K's Graffiti

文章を書いたり絵を描いたりします。

生存記録(20240422)

先日の某一件が一段落した……というか終わったようで、今週末にもまた外出する用事が出来た。平均寿命を超える高齢であったから、親族の大まかな心境としては暗い雰囲気よりも明るく送りだしてやろうといった感じだろうけれど、直接の血の繋がりのない者や孫世代ならともかく、息子娘ら実子ともなると、また違う心持ちなのだろうか。いずれ、何十年後か知らないけれど、私が先に死なない限りは絶対に経験することになる世の理なので、その姿は目に焼き付けておきたい。
私も、なんだかんだ負担が大きかったとは言いつつも、まぁ生前の顔を見ることができてよかったと思う。
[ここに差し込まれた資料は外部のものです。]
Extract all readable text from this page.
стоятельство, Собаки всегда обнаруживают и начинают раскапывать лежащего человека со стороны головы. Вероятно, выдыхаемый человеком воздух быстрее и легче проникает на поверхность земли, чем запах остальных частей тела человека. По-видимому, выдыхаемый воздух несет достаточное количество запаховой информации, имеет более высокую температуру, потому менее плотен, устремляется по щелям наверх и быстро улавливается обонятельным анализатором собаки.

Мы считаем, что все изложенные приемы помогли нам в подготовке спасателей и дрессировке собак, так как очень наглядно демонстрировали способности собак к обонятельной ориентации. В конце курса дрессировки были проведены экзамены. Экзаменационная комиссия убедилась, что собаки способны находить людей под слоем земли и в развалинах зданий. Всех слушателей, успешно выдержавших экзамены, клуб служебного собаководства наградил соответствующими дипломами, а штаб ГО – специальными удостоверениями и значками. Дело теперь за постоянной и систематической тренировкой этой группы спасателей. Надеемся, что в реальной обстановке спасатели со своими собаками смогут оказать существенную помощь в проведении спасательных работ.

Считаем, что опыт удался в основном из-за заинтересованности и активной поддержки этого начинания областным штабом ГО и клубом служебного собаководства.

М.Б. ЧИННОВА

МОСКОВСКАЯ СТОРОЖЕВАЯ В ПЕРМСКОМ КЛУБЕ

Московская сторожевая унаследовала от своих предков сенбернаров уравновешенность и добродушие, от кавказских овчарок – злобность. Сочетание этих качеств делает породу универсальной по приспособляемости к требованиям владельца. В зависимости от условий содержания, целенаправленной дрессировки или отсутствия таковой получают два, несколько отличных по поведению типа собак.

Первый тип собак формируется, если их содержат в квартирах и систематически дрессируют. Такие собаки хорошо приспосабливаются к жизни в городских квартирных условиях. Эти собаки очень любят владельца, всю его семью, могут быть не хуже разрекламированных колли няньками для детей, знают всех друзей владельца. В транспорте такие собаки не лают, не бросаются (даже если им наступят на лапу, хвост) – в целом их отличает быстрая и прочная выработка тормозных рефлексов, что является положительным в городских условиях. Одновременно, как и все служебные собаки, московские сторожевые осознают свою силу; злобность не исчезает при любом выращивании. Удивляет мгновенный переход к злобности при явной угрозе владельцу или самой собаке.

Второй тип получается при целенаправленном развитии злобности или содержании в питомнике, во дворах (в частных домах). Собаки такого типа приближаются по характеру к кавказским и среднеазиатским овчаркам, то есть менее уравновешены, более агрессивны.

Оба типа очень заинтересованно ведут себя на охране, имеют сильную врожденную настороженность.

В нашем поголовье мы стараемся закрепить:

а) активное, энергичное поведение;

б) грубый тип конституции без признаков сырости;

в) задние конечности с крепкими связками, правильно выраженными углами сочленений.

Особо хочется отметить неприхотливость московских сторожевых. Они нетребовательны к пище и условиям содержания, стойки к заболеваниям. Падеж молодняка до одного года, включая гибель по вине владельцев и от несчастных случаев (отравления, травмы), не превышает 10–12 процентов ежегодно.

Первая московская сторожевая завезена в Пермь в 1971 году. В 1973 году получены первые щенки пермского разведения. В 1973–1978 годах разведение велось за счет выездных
もう本人の意識は失われていたから、最後に言葉を交わしたのは約一年前になってしまったわけだが、それでも死ぬ前に会えたという事実により、後腐れなく今後を過ごすことができるだろう。「死」なんて世の中にありふれていて、それ自体に大きな意味合いはないかもしれないけれど、赤の他人ではない近しい存在の死に触れることは人生における一大イベントであり、それも一度きりではない、これから何度も直面するであろう通過儀礼でもあるため、いつでも受け入れられるよう慣れておくというか、そのような心の形を作っておいて損はない。
物心がついてから、身近な人間が世界から消える現象に向き合うのは、おそらくこれで三度目だと思う。記憶にない幼少期にも何度か葬式に出たこともあったらしいが……正直まだ経験が少なすぎて、マナーだのなんだの一連の流れを把握していない。専用の礼服や装飾品の類も所有していないので一式を親から借りるしかないわけだが、ここから数年のうちに何度も経験することになるのなら、自前のものを持っておくべきなのかもしれない。早い人だと、小学生や中学生のうちに一通りの流れを済ませてしまうのだろうから、たとえば成人以降は当分、機会がないということもあるだろう。寿命なんて個人差が大きく、また家系によっても大きく変わる。比較的、私の親族は長生きの傾向にあるため、どうしても死者と対面するのは歳を重ねてからになりやすい。
世間ではゴールデンウィークが始まる週末、もともと私には予定なんてなかったけれど、こういう形で空白が埋められるというのは、なんだか複雑な気分だ。